Tongli, alternately Tong-Li (同里 (Tónglǐ); Wu, Wugniu: Don^{2} li^{6}, /wuu/) is a town in Wujiang district, on the outskirts of Suzhou, Jiangsu province. It is known for a system of canals, it has been given the nickname "Venice of the East". The place retains many of the features of an ancient Wu provincial town.

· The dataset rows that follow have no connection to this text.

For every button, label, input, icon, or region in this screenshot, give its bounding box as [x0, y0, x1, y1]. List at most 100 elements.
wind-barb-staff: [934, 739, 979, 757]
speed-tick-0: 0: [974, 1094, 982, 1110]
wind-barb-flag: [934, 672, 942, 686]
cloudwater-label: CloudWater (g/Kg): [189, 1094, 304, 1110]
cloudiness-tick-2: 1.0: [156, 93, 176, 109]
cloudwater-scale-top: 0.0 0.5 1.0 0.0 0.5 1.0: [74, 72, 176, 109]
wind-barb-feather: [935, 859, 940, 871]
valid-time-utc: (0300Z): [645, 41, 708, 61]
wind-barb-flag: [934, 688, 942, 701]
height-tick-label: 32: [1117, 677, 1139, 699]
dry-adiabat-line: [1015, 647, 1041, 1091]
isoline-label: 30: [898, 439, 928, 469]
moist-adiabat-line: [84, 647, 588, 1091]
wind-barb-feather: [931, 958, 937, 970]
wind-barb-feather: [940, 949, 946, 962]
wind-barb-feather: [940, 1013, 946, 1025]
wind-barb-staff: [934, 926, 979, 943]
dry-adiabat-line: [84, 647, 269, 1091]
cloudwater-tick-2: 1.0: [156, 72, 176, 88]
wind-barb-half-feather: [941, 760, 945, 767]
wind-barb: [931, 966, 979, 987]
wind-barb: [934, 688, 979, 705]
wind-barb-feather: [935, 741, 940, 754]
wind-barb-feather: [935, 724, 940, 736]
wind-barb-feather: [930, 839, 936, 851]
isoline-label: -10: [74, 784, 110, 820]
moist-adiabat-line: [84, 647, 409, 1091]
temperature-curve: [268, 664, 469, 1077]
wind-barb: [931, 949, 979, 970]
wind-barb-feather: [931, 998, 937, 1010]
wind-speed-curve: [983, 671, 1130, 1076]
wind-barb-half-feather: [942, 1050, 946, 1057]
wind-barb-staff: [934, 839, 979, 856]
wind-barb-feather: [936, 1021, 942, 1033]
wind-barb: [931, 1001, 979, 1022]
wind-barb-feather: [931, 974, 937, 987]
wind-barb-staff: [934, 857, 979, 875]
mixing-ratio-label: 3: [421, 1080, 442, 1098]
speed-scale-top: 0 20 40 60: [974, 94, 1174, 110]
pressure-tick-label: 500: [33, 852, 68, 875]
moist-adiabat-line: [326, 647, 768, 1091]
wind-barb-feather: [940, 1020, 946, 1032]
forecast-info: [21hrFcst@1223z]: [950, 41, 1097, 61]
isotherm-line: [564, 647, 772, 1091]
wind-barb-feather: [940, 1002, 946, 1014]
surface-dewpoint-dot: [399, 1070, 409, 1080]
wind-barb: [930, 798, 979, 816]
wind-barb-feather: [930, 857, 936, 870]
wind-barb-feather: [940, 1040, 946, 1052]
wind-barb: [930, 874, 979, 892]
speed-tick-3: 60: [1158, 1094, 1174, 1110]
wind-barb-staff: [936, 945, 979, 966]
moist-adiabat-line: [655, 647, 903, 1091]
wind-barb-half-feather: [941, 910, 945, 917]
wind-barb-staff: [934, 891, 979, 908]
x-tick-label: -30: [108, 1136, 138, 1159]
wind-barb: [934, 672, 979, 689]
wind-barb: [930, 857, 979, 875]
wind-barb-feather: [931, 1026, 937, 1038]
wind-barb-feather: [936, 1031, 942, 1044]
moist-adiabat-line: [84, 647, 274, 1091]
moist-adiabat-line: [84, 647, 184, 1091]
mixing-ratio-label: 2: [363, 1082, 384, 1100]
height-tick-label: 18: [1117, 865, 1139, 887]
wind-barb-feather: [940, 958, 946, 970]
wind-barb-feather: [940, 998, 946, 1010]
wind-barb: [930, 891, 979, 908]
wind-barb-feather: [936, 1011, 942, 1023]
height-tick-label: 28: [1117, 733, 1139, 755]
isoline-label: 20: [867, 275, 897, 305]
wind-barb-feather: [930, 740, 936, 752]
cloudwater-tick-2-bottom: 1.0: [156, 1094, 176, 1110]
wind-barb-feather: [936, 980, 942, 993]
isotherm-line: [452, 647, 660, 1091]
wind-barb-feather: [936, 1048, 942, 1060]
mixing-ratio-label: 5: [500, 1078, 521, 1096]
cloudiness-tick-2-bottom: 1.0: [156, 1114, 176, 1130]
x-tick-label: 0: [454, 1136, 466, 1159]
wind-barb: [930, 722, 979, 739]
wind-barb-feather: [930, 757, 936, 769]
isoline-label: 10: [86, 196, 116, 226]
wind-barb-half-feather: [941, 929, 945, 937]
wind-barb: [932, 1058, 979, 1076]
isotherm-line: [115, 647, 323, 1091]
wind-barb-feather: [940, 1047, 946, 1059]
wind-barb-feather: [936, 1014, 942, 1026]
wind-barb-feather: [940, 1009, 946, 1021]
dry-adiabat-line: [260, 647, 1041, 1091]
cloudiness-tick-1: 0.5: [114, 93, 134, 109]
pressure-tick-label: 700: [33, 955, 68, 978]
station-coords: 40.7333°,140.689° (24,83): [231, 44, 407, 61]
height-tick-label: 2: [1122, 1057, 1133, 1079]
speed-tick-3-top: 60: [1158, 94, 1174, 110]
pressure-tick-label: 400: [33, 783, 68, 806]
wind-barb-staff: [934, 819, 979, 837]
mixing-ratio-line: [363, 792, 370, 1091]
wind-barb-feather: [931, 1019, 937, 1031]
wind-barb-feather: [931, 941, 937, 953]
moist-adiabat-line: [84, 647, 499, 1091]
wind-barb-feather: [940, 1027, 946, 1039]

Tongli is half an hour away from Suzhou city and about two hours from Shanghai by buses. The town is also accessible by Suzhou Metro (Line 4).

==Attractions==

=== The Retreat & Reflection Garden ===
One of the most notable attractions is the Retreat & Reflection Garden (退思园). It was designed by the artist Yuanlong for Ren Lansheng and built in 1885–1887. In 2001, the Retreat & Reflection Garden was recognized with other classical Suzhou gardens as a UNESCO World Heritage Site.

=== Luoxing Zhou ===
It is an island on the lake. There are Buddhism, Taoism and Confucianism in this place. Its scenery is very beautiful. During the Spring Festival, people will go there to strike the bell to pray.

=== The Pearl Tower ===
It is a not real tower and it is just a model made up of pearls. Also, it's the name of a famous drama. It is in this place that the moving story between Fangqin and Chen Cui’e happened. Fangqin's father was banished by the court. So he came to his aunt to ask for help, but when his aunt heard of the bad news of Fang's she despised the poor and refused to help him. But his cousin was very kind and gave the Pearl Tower secretly to Fangqin. So latterly, Fangqin became the Zhuangyuan.

=== Three Bridges ===
There are 55 bridges in the town of Tongli. The most famous are the three bridges. They are Taiping, Jili, and Changqing Bridges. They all represent blessing. When getting married, the birth of a child, celebrating birthday, people will walk across the three bridges to pray for the health and happiness.

=== Other information ===
- Jiayin Hall is also of note, and is the former home of Liu Yazi, an early 20th-century actor known for his collection of gauze caps.